An afternoon's bike ride or a short drive east out of Orléans, passing through CHÂTEAUNEUF-SUR-LOIRE (whose Château has very pleasant gardens of rhododendrons and magnolias and a small museum of traditional Loire shipping), brings you to GERMIGNY-DES-PRÈS. The small, plain church here (daily: April–Oct 8.30–7pm; Nov–March 8.30am–5pm) incorporates at its east end one of the few surviving buildings from the Carolingian Renaissance, a tiny, perfectly formed church in the shape of a Greek cross. It was built in 806 as a private oratory for Theodulf, who was one of Charlemagne's counsellors as well as bishop of Orléans and abbot of St-Benoît. The chapel's horseshoe arches suggest the Arabic form, but in fact reflect Theodulf's Visigothic origins, while the chapel itself is a typically Carolingian design, rationally planned and Classical in temper. The oratory's sheer antiquity is spoiled by too-perfect restoration work, but the unique gold and silver mosaic on the dome of the eastern chapel preserves all its rare beauty.

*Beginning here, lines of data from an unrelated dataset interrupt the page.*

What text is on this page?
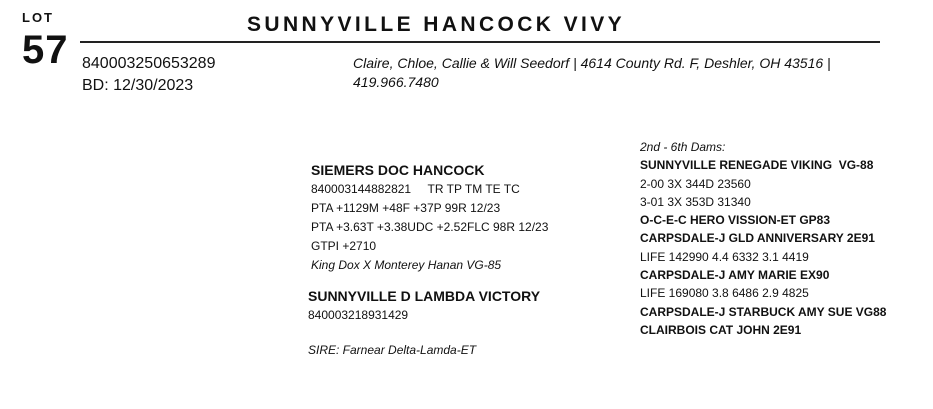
LOT
57
SUNNYVILLE HANCOCK VIVY
840003250653289
BD: 12/30/2023
Claire, Chloe, Callie & Will Seedorf | 4614 County Rd. F, Deshler, OH 43516 |
419.966.7480
SIEMERS DOC HANCOCK
840003144882821     TR TP TM TE TC
PTA +1129M +48F +37P 99R 12/23
PTA +3.63T +3.38UDC +2.52FLC 98R 12/23
GTPI +2710
King Dox X Monterey Hanan VG-85
SUNNYVILLE D LAMBDA VICTORY
840003218931429
SIRE: Farnear Delta-Lamda-ET
2nd - 6th Dams:
SUNNYVILLE RENEGADE VIKING  VG-88
2-00 3X 344D 23560
3-01 3X 353D 31340
O-C-E-C HERO VISSION-ET GP83
CARPSDALE-J GLD ANNIVERSARY 2E91
LIFE 142990 4.4 6332 3.1 4419
CARPSDALE-J AMY MARIE EX90
LIFE 169080 3.8 6486 2.9 4825
CARPSDALE-J STARBUCK AMY SUE VG88
CLAIRBOIS CAT JOHN 2E91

Covered by distemper, it was only discovered by accident in the middle of last century when children were found playing with coloured glass cubes in the church.

A few kilometres further south along the D60, ST-BENOÎT-SUR-LOIRE offers a more impressive edifice, the Romanesque Abbaye de Fleury (daily 6.30am–10pm). In around 672, monks from Fleury returned home from a daring expedition to Monte Cassino in Lombard-occupied Italy with the remains of St-Benoît (St Benedict), the sixth-century founder of the reforming Benedictine order. The presence of the relics secured a prestigious future for the abbey, and over the course of the next 1100 years, its abbots included many familiar names from French and Loire history – Jean de la Trémoïlle, from the Château de Sully; Louis II, Cardinal of Guise, who was murdered in the Château at Blois; and the great Cardinal Richelieu, who received the title of abbot as a political reward in 1621. For all its importance, the abbey stagnated as often as it flourished, and its population had dwindled to ten monks at the time of the Revolution, after which it was abandoned and dismantled. But the church itself survived, and Benedictine monks returned in 1944. The community now numbers forty brothers, who still observe the original Rule – poverty, chastity and obedience – and can be heard singing Gregorian chant at the daily midday mass (11am on Sun).

Built in warm, cream-coloured stone between 1020 and 1218, the church dates from the abbey's greatest epoch. The oldest part, the porch tower, illustrates St John's vision of the New Jerusalem in Revelation – foursquare, with twelve foundations and three open gates on each side. The fantastically sculpted capitals of the heavy pillars are alive with acanthus leaves, birds and exotic animals. Three of them depict scenes from the Apocalypse, while another shows Mary's flight into Egypt. Inside, the choir is split into two levels: above, a marble mosaic of Roman origin covers the chancel floor; below, in the ancient crypt, the relics of St-Benoît lie buried at the very root of the church's forest of columns and arches. You can leave by the north door, where an unfinished Romanesque frieze, discovered only in 1996, shows the progress of sculpture from blind block of stone to finished work.